Vance indicated in a 2020 op-ed for the Lamp that he often wonders what his grandmother "would have thought about her grandson becoming a Catholic."
She was a woman of deep, but completely de-institutionalized, faith. She loved Billy Graham and Donald Ison, a preacher from her home in southeastern Kentucky. But she loathed 'organized religion.' She often wondered aloud how the simple message of sin, redemption, and grace had given way to the televangelists on our early 1990s Ohio TV screen. 'These people are all crooks and perverts,' she told me. 'All they want is money.' But she watched them anyway, and they were the closest she usually came to regular church service, at least in Ohio.
Growing up with "Mamaw," Vance indicated he was left with the distinct impression that "Catholics worshipped Mary," "rejected the legitimacy of Scripture," and would have the anti-Christ amongst their ranks.
Catholics didn't, it turned out, worship Mary. Their acceptance of both scriptural and traditional authority slowly appeared to me as wisdom, as I watched too many of my friends struggle with what a given passage of Scripture could possibly mean. I even began to acquire a sense that Catholicism possessed a historical continuity with the Church Fathers — indeed, with Christ Himself — that the unchurched religion of my upbringing couldn't match. Yet I couldn't shake the feeling that if I converted I would no longer be my grandmother's grandson.
He later determined, however, that "Catholicism [was] the closest expression of her kind of Christianity: obsessed with virtue, but cognizant of the fact that virtue is formed in the context of a broader community; sympathetic with the meek and poor of the world without treating them primarily as victims; protective of children and families and with the things necessary to ensure they thrive.
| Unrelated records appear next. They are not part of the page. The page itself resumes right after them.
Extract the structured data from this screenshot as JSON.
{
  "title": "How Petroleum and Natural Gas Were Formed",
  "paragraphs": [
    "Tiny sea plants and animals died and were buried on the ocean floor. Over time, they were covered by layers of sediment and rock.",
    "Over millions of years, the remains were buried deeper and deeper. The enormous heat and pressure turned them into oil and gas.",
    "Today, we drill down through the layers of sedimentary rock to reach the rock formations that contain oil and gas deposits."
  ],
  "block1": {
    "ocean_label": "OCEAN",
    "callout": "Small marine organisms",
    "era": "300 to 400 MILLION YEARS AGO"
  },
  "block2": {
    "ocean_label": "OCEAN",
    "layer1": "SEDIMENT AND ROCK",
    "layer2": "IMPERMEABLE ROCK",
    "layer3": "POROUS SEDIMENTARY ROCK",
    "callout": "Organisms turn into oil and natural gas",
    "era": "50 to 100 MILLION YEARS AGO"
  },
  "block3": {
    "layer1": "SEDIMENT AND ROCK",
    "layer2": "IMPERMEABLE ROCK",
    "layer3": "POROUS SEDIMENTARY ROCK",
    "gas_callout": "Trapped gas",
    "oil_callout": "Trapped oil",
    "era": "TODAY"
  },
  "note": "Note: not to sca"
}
And above all: a faith centered around a Christ who demands perfection of us even as He loves unconditionally and forgives easily."
Sohrab Ahmari, who similarly interviewed Vance earlier this year, recently told the National Catholic Register that Vance, poised to potentially become the second-ever American Catholic vice president, is "very open and proud about his faith, but it's not that gross over-piety that's kind of fake."